Article

Rethinking Children's Hospital Strategy: Key Decisions for Pediatric Leaders

Children’s hospital leaders face an urgent need to assess risk and determine next steps to protect their future.

By Christine Dalton

While children’s hospitals have taken a financial blow during the COVID-19 pandemic, there were indications that many were struggling before it hit. Now, children’s hospital leaders face an urgent need to assess enterprise risk and determine next steps to protect their futures.

Today, acuity levels of children who visit the ED are higher, and more pediatric patients face behavioral health issues due to pandemic-related stressors.

Operating challenges for children’s hospitals have been building for three decades, as community health systems bolstered their pediatric service lines to capitalize on the advantages of operating a NICU. Additionally, the shift toward delivery of pediatric care in outpatient settings has tightened revenue-generating opportunities. Many markets have seen increased fragmentation of low-acute, commercially reimbursed services such as general surgery, orthopedics, plastics, and urology for children.

At the same time, new payment arrangements and care delivery models made the provision of pediatric hospital care more complex for legacy specialty pediatric providers. Meanwhile, delivery of pediatric care has been severely affected by the maldistribution of pediatric clinicians across specialties and regions. Further, if Medicaid funding were to be capped for children with special healthcare needs, such policies could have dire financial repercussions for children’s hospitals in some states.

Children’s hospitals are grappling with balancing their mission around what’s best for their patients with financial stewardship to ensure their asset is there to provide for their communities.

While the answer is complicated, the first step is to understand how many children, in terms of captured population, are required to sustain a full-service children’s hospital with a complete complement of subspecialty services. For many pediatric subspecialties, it takes a substantial number of dedicated pediatric lives to sustain a group of at least three to four subspecialists in a market, depending on the subspecialty. 

Additionally, there are key actions for children’s hospital leaders to take to determine the right path forward.

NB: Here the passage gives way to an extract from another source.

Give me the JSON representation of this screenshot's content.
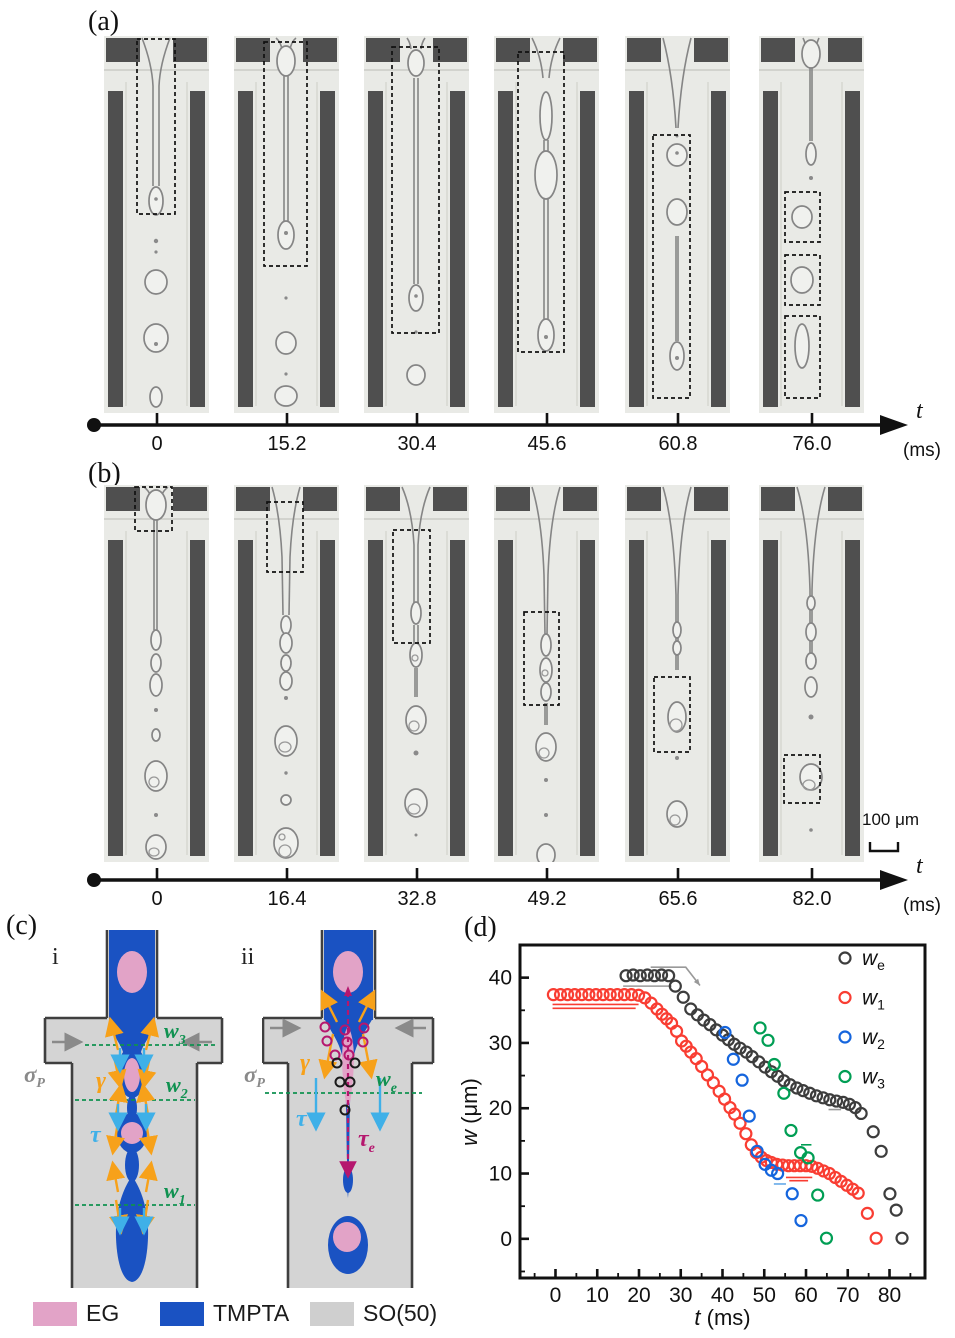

Efforts to turn around a children’s hospital’s financial performance and reposition the organization for the future typically focus on five areas.

  1. Margin enhancement: Aligning quality metrics, financial incentives, and other components of value-based payment models across payers can accelerate the transition to value-based care.
  2. Volume growth: This is essential to support inpatient volumes in the tertiary and quaternary service areas.
  3. Patient and family experience: The ease with which patients and their families can access services and the quality of the experience they encounter are key factors in market-area loyalty.
  4. Clinical efficiency: Reducing clinical variation includes working toward achieving zero unnecessary readmissions, hospital-acquired infections, and medication errors.
  5. Innovative partnerships or acquisitions: These can involve organizations within the same geographic area or even in other states—and they aren’t limited to partnerships with other providers.

By reevaluating their operating model and repositioning for the future, children’s hospital leaders can protect their organization’s long-term health and remain a vital resource for the communities they serve.